Il codice degli appalti prevede tuttavia una deroga, in casi specifici e tassativi fissati dall’art. 106, il quale contempla, al comma 1, lett. a), la possibilità di procedere alla revisione dei prezzi, purché la stessa sia stata prevista nei documenti di gara ‘’in clausole chiare, precise e inequivocabili’’.
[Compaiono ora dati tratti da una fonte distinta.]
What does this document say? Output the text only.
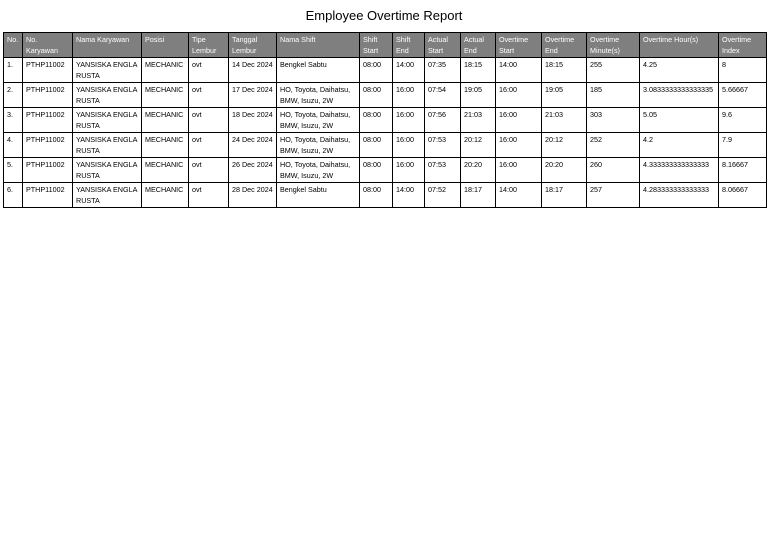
Employee Overtime Report
No.	No. Karyawan	Nama Karyawan	Posisi	Tipe Lembur	Tanggal Lembur	Nama Shift	Shift Start	Shift End	Actual Start	Actual End	Overtime Start	Overtime End	Overtime Minute(s)	Overtime Hour(s)	Overtime Index
1.	PTHP11002	YANSISKA ENGLA RUSTA	MECHANIC	ovt	14 Dec 2024	Bengkel Sabtu	08:00	14:00	07:35	18:15	14:00	18:15	255	4.25	8
2.	PTHP11002	YANSISKA ENGLA RUSTA	MECHANIC	ovt	17 Dec 2024	HO, Toyota, Daihatsu, BMW, Isuzu, 2W	08:00	16:00	07:54	19:05	16:00	19:05	185	3.0833333333333335	5.66667
3.	PTHP11002	YANSISKA ENGLA RUSTA	MECHANIC	ovt	18 Dec 2024	HO, Toyota, Daihatsu, BMW, Isuzu, 2W	08:00	16:00	07:56	21:03	16:00	21:03	303	5.05	9.6
4.	PTHP11002	YANSISKA ENGLA RUSTA	MECHANIC	ovt	24 Dec 2024	HO, Toyota, Daihatsu, BMW, Isuzu, 2W	08:00	16:00	07:53	20:12	16:00	20:12	252	4.2	7.9
5.	PTHP11002	YANSISKA ENGLA RUSTA	MECHANIC	ovt	26 Dec 2024	HO, Toyota, Daihatsu, BMW, Isuzu, 2W	08:00	16:00	07:53	20:20	16:00	20:20	260	4.333333333333333	8.16667
6.	PTHP11002	YANSISKA ENGLA RUSTA	MECHANIC	ovt	28 Dec 2024	Bengkel Sabtu	08:00	14:00	07:52	18:17	14:00	18:17	257	4.283333333333333	8.06667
Anche i più recenti interventi normativi in materia confermano tale possibilità:
L’art. 29 del decreto 4/2022 con riguardo alle procedure di affidamento indette successivamente alla sua entrata in vigore, stabilisce “fino al 31 dicembre 2023, al fine di incentivare gli investimenti pubblici, nonché al fine di far fronte alle ricadute economiche negative a seguito delle misure di contenimento e dell’emergenza sanitaria globale derivante dalla diffusione del virus Covid” l’obbligo di inserire, nei documenti di gara iniziali, delle clausole di revisione dei prezzi.